E questo è indubbiamente un argomento forte per il vecchio establishment italiano, abituatosi da anni all'«usato sicuro» dei governi tecnici, degli esecutivi «neutrali», per non dire dei viceré italiani di Parigi e Berlino. Tutta gente che da anni ha rinunciato perfino alla speranza di un'Italia forte, protagonista, competitiva: nella migliore delle ipotesi, si tratta di dignitosi gestori del declino italiano.

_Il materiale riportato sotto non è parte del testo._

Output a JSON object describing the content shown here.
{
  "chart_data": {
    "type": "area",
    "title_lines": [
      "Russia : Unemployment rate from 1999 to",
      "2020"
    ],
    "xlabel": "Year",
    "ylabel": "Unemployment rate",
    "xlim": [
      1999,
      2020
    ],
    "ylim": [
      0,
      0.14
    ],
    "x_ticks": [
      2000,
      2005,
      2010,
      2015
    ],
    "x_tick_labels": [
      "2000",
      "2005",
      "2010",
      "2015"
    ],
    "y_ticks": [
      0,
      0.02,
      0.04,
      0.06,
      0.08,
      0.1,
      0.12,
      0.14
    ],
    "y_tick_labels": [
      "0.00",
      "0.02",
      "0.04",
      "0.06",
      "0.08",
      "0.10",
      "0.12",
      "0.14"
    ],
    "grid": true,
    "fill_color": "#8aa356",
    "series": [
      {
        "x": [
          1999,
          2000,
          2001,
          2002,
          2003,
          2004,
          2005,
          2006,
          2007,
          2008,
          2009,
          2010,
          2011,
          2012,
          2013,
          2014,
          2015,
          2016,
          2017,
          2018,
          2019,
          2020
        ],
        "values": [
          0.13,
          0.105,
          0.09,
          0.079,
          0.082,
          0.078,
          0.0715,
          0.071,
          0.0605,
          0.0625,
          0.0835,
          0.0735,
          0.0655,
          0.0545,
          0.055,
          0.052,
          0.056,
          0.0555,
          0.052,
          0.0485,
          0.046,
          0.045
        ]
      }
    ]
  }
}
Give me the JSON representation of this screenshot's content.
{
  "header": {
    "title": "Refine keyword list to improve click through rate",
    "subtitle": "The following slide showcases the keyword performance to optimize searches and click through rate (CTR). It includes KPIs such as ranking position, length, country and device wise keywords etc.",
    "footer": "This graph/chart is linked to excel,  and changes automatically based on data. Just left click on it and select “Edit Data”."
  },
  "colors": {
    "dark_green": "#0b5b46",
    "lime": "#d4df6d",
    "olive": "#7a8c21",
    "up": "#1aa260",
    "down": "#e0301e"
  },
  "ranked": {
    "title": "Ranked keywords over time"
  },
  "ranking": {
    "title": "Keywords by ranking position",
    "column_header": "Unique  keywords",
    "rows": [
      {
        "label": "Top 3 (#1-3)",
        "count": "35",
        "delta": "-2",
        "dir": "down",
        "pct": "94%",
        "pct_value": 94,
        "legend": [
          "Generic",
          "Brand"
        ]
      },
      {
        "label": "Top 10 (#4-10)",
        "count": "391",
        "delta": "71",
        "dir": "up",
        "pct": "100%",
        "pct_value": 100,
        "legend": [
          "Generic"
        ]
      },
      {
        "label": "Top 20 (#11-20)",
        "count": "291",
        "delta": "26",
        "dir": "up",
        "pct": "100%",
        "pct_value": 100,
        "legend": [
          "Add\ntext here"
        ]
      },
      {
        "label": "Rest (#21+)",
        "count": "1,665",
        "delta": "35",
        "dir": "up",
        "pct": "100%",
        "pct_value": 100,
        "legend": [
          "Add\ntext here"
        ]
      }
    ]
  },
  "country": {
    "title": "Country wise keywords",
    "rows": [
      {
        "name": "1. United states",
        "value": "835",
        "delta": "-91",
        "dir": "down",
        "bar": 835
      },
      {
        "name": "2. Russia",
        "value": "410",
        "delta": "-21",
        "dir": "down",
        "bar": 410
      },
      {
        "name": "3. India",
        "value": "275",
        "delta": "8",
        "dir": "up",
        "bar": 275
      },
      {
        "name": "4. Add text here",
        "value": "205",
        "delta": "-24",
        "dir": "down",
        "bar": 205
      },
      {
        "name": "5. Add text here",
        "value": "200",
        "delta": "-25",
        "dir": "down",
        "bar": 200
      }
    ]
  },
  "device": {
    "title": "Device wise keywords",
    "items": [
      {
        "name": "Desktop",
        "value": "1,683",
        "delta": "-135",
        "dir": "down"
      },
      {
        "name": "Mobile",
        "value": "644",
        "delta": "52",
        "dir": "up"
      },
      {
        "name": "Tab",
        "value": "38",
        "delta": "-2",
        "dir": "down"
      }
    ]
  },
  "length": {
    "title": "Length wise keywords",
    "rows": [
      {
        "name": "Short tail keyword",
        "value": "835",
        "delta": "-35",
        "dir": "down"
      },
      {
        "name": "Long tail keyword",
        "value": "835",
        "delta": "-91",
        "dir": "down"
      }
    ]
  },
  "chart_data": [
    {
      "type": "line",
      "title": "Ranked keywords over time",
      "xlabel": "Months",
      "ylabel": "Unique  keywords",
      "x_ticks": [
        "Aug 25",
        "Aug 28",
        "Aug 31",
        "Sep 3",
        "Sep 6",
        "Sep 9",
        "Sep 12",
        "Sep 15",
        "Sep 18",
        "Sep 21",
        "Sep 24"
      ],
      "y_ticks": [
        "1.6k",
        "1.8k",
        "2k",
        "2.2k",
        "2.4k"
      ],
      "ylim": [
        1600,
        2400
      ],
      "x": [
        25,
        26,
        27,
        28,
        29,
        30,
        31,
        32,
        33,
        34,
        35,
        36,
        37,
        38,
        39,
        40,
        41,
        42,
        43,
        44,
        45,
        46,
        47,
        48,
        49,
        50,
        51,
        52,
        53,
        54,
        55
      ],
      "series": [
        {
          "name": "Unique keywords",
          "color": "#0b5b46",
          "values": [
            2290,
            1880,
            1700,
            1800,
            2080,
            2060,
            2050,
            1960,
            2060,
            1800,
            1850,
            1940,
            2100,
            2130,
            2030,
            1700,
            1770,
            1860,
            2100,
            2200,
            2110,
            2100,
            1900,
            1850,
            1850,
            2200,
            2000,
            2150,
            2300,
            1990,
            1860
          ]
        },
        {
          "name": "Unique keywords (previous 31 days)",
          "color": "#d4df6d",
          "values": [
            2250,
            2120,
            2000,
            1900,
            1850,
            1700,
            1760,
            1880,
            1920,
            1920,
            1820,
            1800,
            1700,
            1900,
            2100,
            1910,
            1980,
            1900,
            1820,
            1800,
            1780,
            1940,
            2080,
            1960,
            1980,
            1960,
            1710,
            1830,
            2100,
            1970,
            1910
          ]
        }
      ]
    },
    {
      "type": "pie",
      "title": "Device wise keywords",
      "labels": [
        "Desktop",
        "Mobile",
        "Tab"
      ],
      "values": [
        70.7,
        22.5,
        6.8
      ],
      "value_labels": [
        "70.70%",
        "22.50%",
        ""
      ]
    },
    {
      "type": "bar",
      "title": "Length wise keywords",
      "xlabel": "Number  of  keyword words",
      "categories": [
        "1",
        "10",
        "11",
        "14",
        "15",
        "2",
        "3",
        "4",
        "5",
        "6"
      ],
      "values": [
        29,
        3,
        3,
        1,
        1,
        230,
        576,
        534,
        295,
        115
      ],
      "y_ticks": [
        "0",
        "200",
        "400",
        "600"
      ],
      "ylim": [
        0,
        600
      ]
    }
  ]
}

Ai quali ieri mattina è giunto come un balsamo l'avvertimento del vicepresidente della Commissione europea con delega all'euro Valdis Dombrovskis (seguito a ruota dal collega, con delega al Lavoro, Jyrki Katainen) che, citando esplicitamente il presidente Sergio Mattarella e facendo sponda con lui, ha sollecitato l'Italia a mantenere gli impegni finanziari con l'Ue: «Il prossimo governo deve continuare a ridurre deficit e debito». Katainen, tanto per dare un altro segnale di ostilità, ha aggiunto: «Le regole del Patto di stabilità si applicano a tutti gli Stati membri e non ho segnali che la Commissione concederà eccezioni a chiunque». Tra parentesi, è bastata un'altra mezz'ora da queste dichiarazioni per trovare sulle agenzie anche l'immancabile Dimistris Avramopoulos, il Commissario Ue per l'immigrazione, che si è affrettato ad augurarsi che «l'Italia non cambi la sua politica sui migranti».

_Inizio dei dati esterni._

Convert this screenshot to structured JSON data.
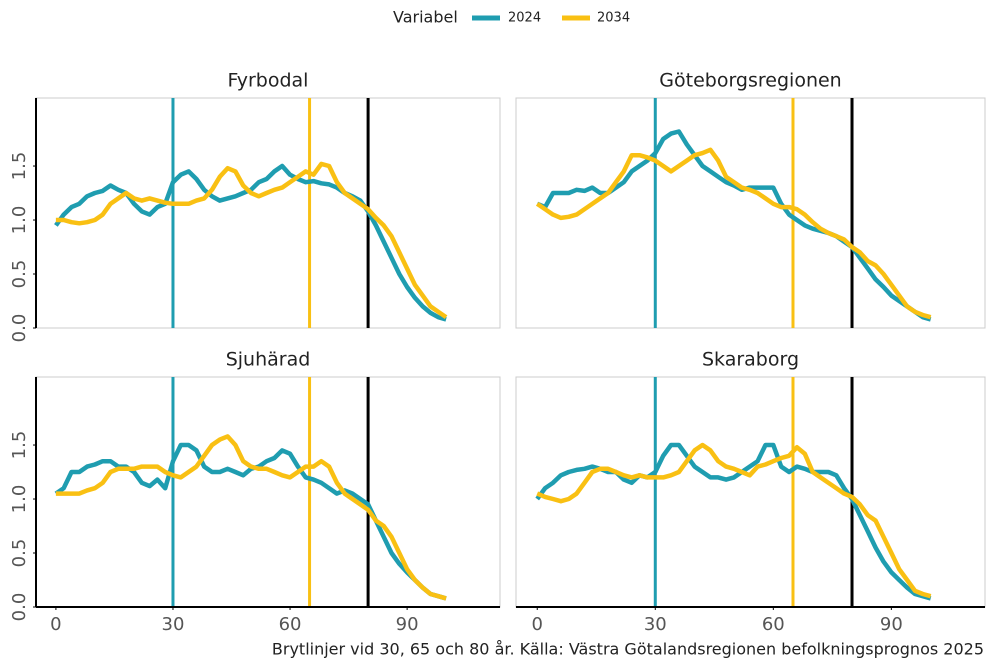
{
  "legend": {
    "title": "Variabel"
  },
  "caption": "Brytlinjer vid 30, 65 och 80 år. Källa: Västra Götalandsregionen befolkningsprognos 2025",
  "chart_data": [
    {
      "type": "line",
      "title": "Fyrbodal",
      "x": [
        0,
        2,
        4,
        6,
        8,
        10,
        12,
        14,
        16,
        18,
        20,
        22,
        24,
        26,
        28,
        30,
        32,
        34,
        36,
        38,
        40,
        42,
        44,
        46,
        48,
        50,
        52,
        54,
        56,
        58,
        60,
        62,
        64,
        66,
        68,
        70,
        72,
        74,
        76,
        78,
        80,
        82,
        84,
        86,
        88,
        90,
        92,
        94,
        96,
        98,
        100
      ],
      "series": [
        {
          "name": "2024",
          "color": "#1f9db0",
          "values": [
            0.95,
            1.05,
            1.12,
            1.15,
            1.22,
            1.25,
            1.27,
            1.32,
            1.28,
            1.25,
            1.15,
            1.08,
            1.05,
            1.12,
            1.15,
            1.35,
            1.42,
            1.45,
            1.38,
            1.28,
            1.22,
            1.18,
            1.2,
            1.22,
            1.25,
            1.28,
            1.35,
            1.38,
            1.45,
            1.5,
            1.42,
            1.38,
            1.35,
            1.36,
            1.34,
            1.33,
            1.3,
            1.25,
            1.22,
            1.18,
            1.08,
            0.95,
            0.8,
            0.65,
            0.5,
            0.38,
            0.28,
            0.2,
            0.14,
            0.1,
            0.08
          ]
        },
        {
          "name": "2034",
          "color": "#f9c013",
          "values": [
            1.0,
            1.0,
            0.98,
            0.97,
            0.98,
            1.0,
            1.05,
            1.15,
            1.2,
            1.25,
            1.2,
            1.18,
            1.2,
            1.18,
            1.16,
            1.15,
            1.15,
            1.15,
            1.18,
            1.2,
            1.28,
            1.4,
            1.48,
            1.45,
            1.32,
            1.25,
            1.22,
            1.25,
            1.28,
            1.3,
            1.35,
            1.4,
            1.45,
            1.42,
            1.52,
            1.5,
            1.35,
            1.25,
            1.2,
            1.15,
            1.1,
            1.02,
            0.95,
            0.85,
            0.7,
            0.55,
            0.4,
            0.3,
            0.2,
            0.15,
            0.1
          ]
        }
      ],
      "xlim": [
        -5.1,
        113.8
      ],
      "ylim": [
        0,
        2.13
      ],
      "yticks": [
        {
          "value": 0,
          "label": "0.0"
        },
        0.5,
        {
          "value": 1,
          "label": "1.0"
        },
        1.5
      ],
      "vlines": [
        {
          "value": 30,
          "color": "#1f9db0"
        },
        {
          "value": 65,
          "color": "#f9c013"
        },
        {
          "value": 80,
          "color": "#000000"
        }
      ]
    },
    {
      "type": "line",
      "title": "Göteborgsregionen",
      "x": [
        0,
        2,
        4,
        6,
        8,
        10,
        12,
        14,
        16,
        18,
        20,
        22,
        24,
        26,
        28,
        30,
        32,
        34,
        36,
        38,
        40,
        42,
        44,
        46,
        48,
        50,
        52,
        54,
        56,
        58,
        60,
        62,
        64,
        66,
        68,
        70,
        72,
        74,
        76,
        78,
        80,
        82,
        84,
        86,
        88,
        90,
        92,
        94,
        96,
        98,
        100
      ],
      "series": [
        {
          "name": "2024",
          "color": "#1f9db0",
          "values": [
            1.15,
            1.12,
            1.25,
            1.25,
            1.25,
            1.28,
            1.27,
            1.3,
            1.25,
            1.25,
            1.3,
            1.35,
            1.45,
            1.5,
            1.55,
            1.62,
            1.75,
            1.8,
            1.82,
            1.7,
            1.6,
            1.5,
            1.45,
            1.4,
            1.35,
            1.32,
            1.28,
            1.3,
            1.3,
            1.3,
            1.3,
            1.15,
            1.05,
            1.0,
            0.95,
            0.92,
            0.9,
            0.88,
            0.85,
            0.8,
            0.75,
            0.65,
            0.55,
            0.45,
            0.38,
            0.3,
            0.25,
            0.2,
            0.15,
            0.1,
            0.08
          ]
        },
        {
          "name": "2034",
          "color": "#f9c013",
          "values": [
            1.15,
            1.1,
            1.05,
            1.02,
            1.03,
            1.05,
            1.1,
            1.15,
            1.2,
            1.25,
            1.35,
            1.45,
            1.6,
            1.6,
            1.58,
            1.55,
            1.5,
            1.45,
            1.5,
            1.55,
            1.6,
            1.62,
            1.65,
            1.55,
            1.4,
            1.35,
            1.3,
            1.28,
            1.25,
            1.2,
            1.15,
            1.12,
            1.12,
            1.1,
            1.05,
            0.98,
            0.92,
            0.88,
            0.85,
            0.82,
            0.75,
            0.7,
            0.62,
            0.58,
            0.5,
            0.4,
            0.3,
            0.2,
            0.15,
            0.12,
            0.1
          ]
        }
      ],
      "xlim": [
        -5.4,
        113.8
      ],
      "ylim": [
        0,
        2.13
      ],
      "vlines": [
        {
          "value": 30,
          "color": "#1f9db0"
        },
        {
          "value": 65,
          "color": "#f9c013"
        },
        {
          "value": 80,
          "color": "#000000"
        }
      ]
    },
    {
      "type": "line",
      "title": "Sjuhärad",
      "x": [
        0,
        2,
        4,
        6,
        8,
        10,
        12,
        14,
        16,
        18,
        20,
        22,
        24,
        26,
        28,
        30,
        32,
        34,
        36,
        38,
        40,
        42,
        44,
        46,
        48,
        50,
        52,
        54,
        56,
        58,
        60,
        62,
        64,
        66,
        68,
        70,
        72,
        74,
        76,
        78,
        80,
        82,
        84,
        86,
        88,
        90,
        92,
        94,
        96,
        98,
        100
      ],
      "series": [
        {
          "name": "2024",
          "color": "#1f9db0",
          "values": [
            1.05,
            1.1,
            1.25,
            1.25,
            1.3,
            1.32,
            1.35,
            1.35,
            1.3,
            1.3,
            1.25,
            1.15,
            1.12,
            1.18,
            1.1,
            1.35,
            1.5,
            1.5,
            1.45,
            1.3,
            1.25,
            1.25,
            1.28,
            1.25,
            1.22,
            1.28,
            1.3,
            1.35,
            1.38,
            1.45,
            1.42,
            1.3,
            1.2,
            1.18,
            1.15,
            1.1,
            1.05,
            1.08,
            1.05,
            1.0,
            0.95,
            0.8,
            0.65,
            0.5,
            0.4,
            0.32,
            0.25,
            0.18,
            0.12,
            0.1,
            0.08
          ]
        },
        {
          "name": "2034",
          "color": "#f9c013",
          "values": [
            1.05,
            1.05,
            1.05,
            1.05,
            1.08,
            1.1,
            1.15,
            1.25,
            1.28,
            1.28,
            1.28,
            1.3,
            1.3,
            1.3,
            1.25,
            1.22,
            1.2,
            1.25,
            1.3,
            1.4,
            1.5,
            1.55,
            1.58,
            1.5,
            1.35,
            1.3,
            1.28,
            1.28,
            1.25,
            1.22,
            1.2,
            1.25,
            1.3,
            1.3,
            1.35,
            1.3,
            1.15,
            1.05,
            1.0,
            0.95,
            0.9,
            0.8,
            0.75,
            0.65,
            0.5,
            0.35,
            0.25,
            0.18,
            0.12,
            0.1,
            0.08
          ]
        }
      ],
      "xlim": [
        -5.1,
        113.8
      ],
      "ylim": [
        0,
        2.13
      ],
      "xticks": [
        0,
        30,
        60,
        90
      ],
      "yticks": [
        {
          "value": 0,
          "label": "0.0"
        },
        0.5,
        {
          "value": 1,
          "label": "1.0"
        },
        1.5
      ],
      "vlines": [
        {
          "value": 30,
          "color": "#1f9db0"
        },
        {
          "value": 65,
          "color": "#f9c013"
        },
        {
          "value": 80,
          "color": "#000000"
        }
      ]
    },
    {
      "type": "line",
      "title": "Skaraborg",
      "x": [
        0,
        2,
        4,
        6,
        8,
        10,
        12,
        14,
        16,
        18,
        20,
        22,
        24,
        26,
        28,
        30,
        32,
        34,
        36,
        38,
        40,
        42,
        44,
        46,
        48,
        50,
        52,
        54,
        56,
        58,
        60,
        62,
        64,
        66,
        68,
        70,
        72,
        74,
        76,
        78,
        80,
        82,
        84,
        86,
        88,
        90,
        92,
        94,
        96,
        98,
        100
      ],
      "series": [
        {
          "name": "2024",
          "color": "#1f9db0",
          "values": [
            1.0,
            1.1,
            1.15,
            1.22,
            1.25,
            1.27,
            1.28,
            1.3,
            1.28,
            1.25,
            1.25,
            1.18,
            1.15,
            1.22,
            1.2,
            1.25,
            1.4,
            1.5,
            1.5,
            1.4,
            1.3,
            1.25,
            1.2,
            1.2,
            1.18,
            1.2,
            1.25,
            1.3,
            1.35,
            1.5,
            1.5,
            1.3,
            1.25,
            1.3,
            1.28,
            1.25,
            1.25,
            1.25,
            1.22,
            1.1,
            1.0,
            0.85,
            0.7,
            0.55,
            0.42,
            0.32,
            0.25,
            0.18,
            0.12,
            0.1,
            0.08
          ]
        },
        {
          "name": "2034",
          "color": "#f9c013",
          "values": [
            1.05,
            1.02,
            1.0,
            0.98,
            1.0,
            1.05,
            1.15,
            1.25,
            1.28,
            1.28,
            1.25,
            1.22,
            1.2,
            1.22,
            1.2,
            1.2,
            1.2,
            1.22,
            1.25,
            1.35,
            1.45,
            1.5,
            1.45,
            1.35,
            1.3,
            1.28,
            1.25,
            1.22,
            1.3,
            1.32,
            1.35,
            1.38,
            1.4,
            1.48,
            1.42,
            1.25,
            1.2,
            1.15,
            1.1,
            1.05,
            1.02,
            0.95,
            0.85,
            0.8,
            0.65,
            0.5,
            0.35,
            0.25,
            0.15,
            0.12,
            0.1
          ]
        }
      ],
      "xlim": [
        -5.4,
        113.8
      ],
      "ylim": [
        0,
        2.13
      ],
      "xticks": [
        0,
        30,
        60,
        90
      ],
      "vlines": [
        {
          "value": 30,
          "color": "#1f9db0"
        },
        {
          "value": 65,
          "color": "#f9c013"
        },
        {
          "value": 80,
          "color": "#000000"
        }
      ]
    }
  ]
}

A tutti costoro però va contrapposta una replica forte e argomentata, senza timori reverenziali. I mercati, al di là di inevitabili momenti di emotività, sono estremamente razionali, e considerano freddamente due elementi. Primo: il governo che si insedierà sarà stabile o invece durerà lo spazio di un mattino? Secondo (fattore decisivo): ci sarà o non ci sarà un ritorno sostenuto alla crescita? In caso positivo, allora si potrà anche chiudere un occhio su un qualche sforamento, su un po' di deficit, su una forzatura delle regole brussellesi. In quel caso, cioè con una crescita vibrante e un ritorno a tassi di occupazione più rassicuranti, nessuno oserà dire una parola contro Roma. Se invece non ci sarà un vero ritorno alla crescita, allora è scontato che anche i mercati finiscano per ritenere che il male minore sia rappresentato dalla solita minestrina preparata da anni nelle cucine del Quirinale: un governicchio con il pilota automatico, un'Italia ingabbiata nella prigione degli «zero virgola», tra manovrine e piccole concessioni della Commissione Ue, solo per tirare avanti e garantire l'emissione regolare dei titoli.

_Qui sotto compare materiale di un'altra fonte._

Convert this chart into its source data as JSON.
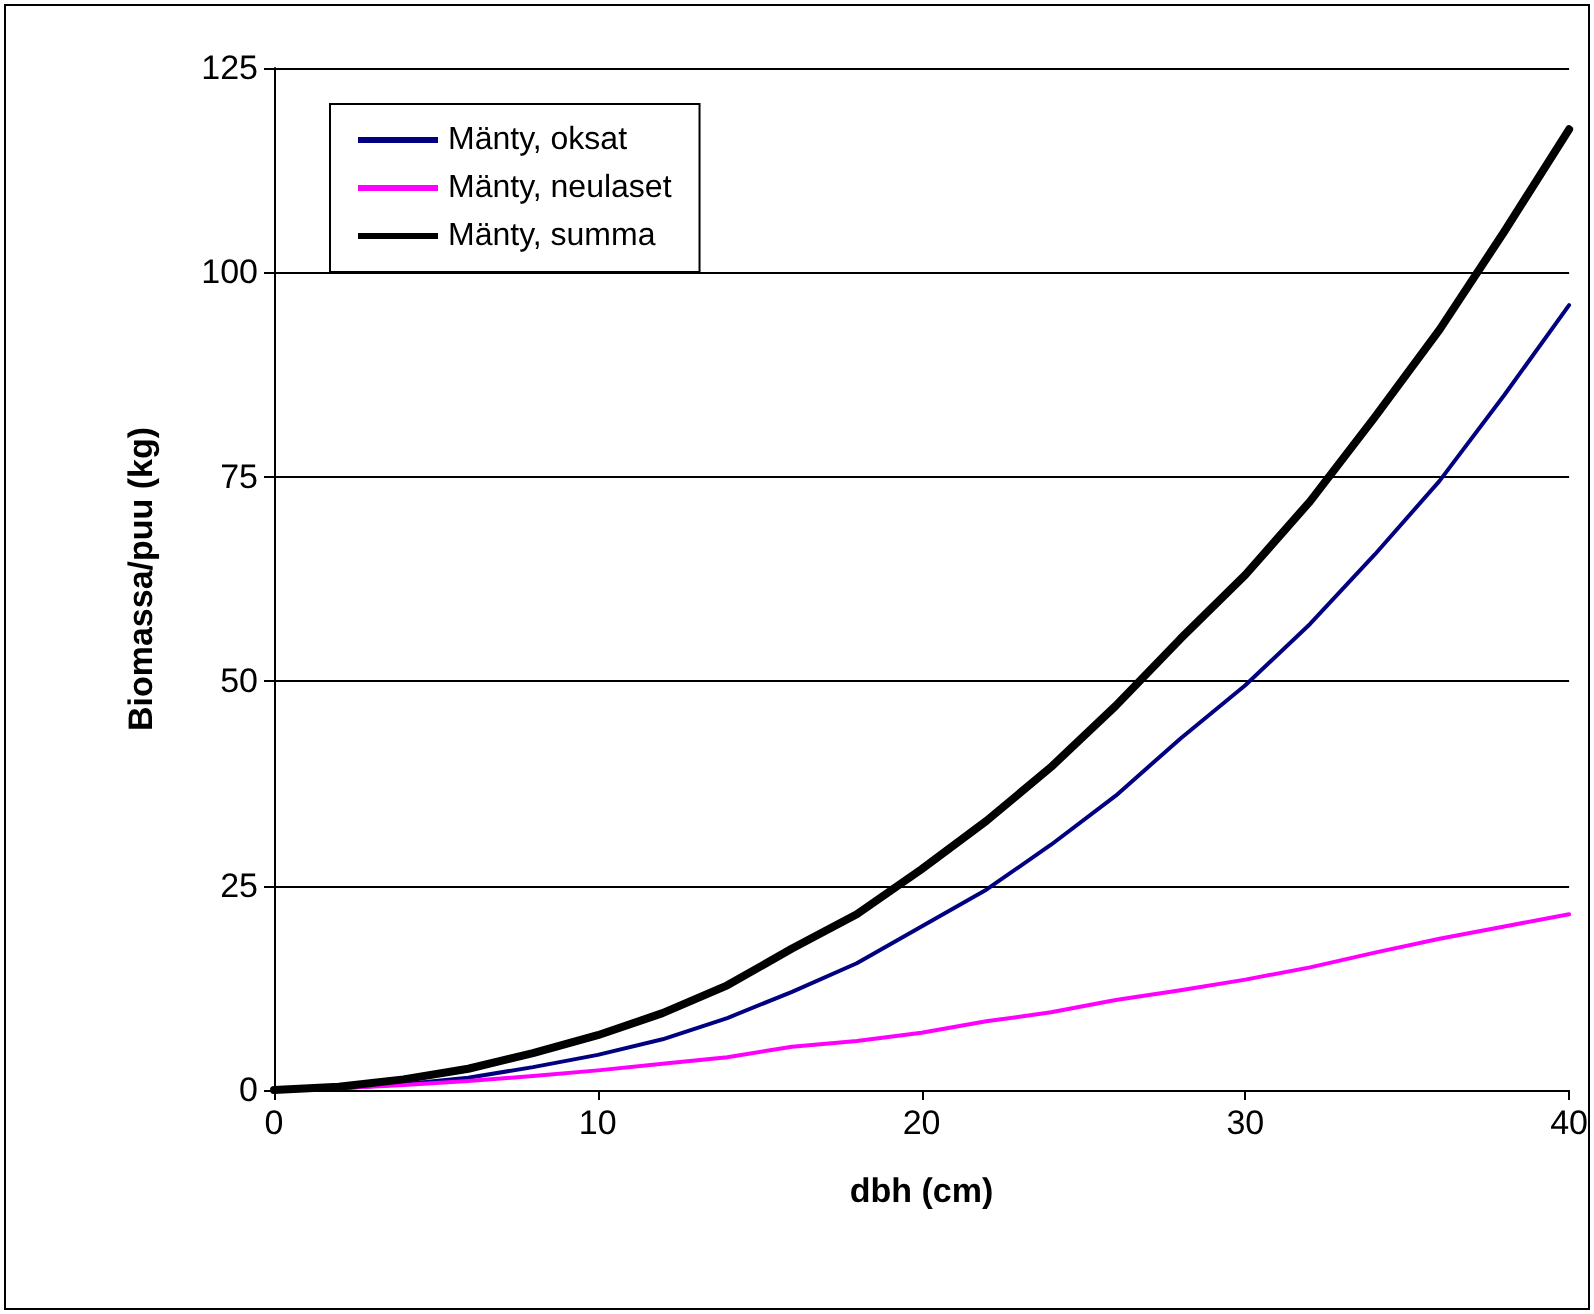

Ecco perché, comunque la si pensi, occorrerebbe insistere su misure capaci di riportarci a tassi di crescita adeguati, a partire da un taglio-shock delle tasse per tutti, individui e famiglie, imprese e lavoratori, proprietà immobiliare e risparmio. È su questo che Salvini e Di Maio farebbero bene a riflettere, per dare luce rossa o luce verde al loro tentativo.
Ed è ovviamente ancora su questo, se naufragasse il tentativo M5S-Lega, che dovrebbe concentrarsi il centrodestra nella prossima campagna elettorale. Il resto conta molto meno.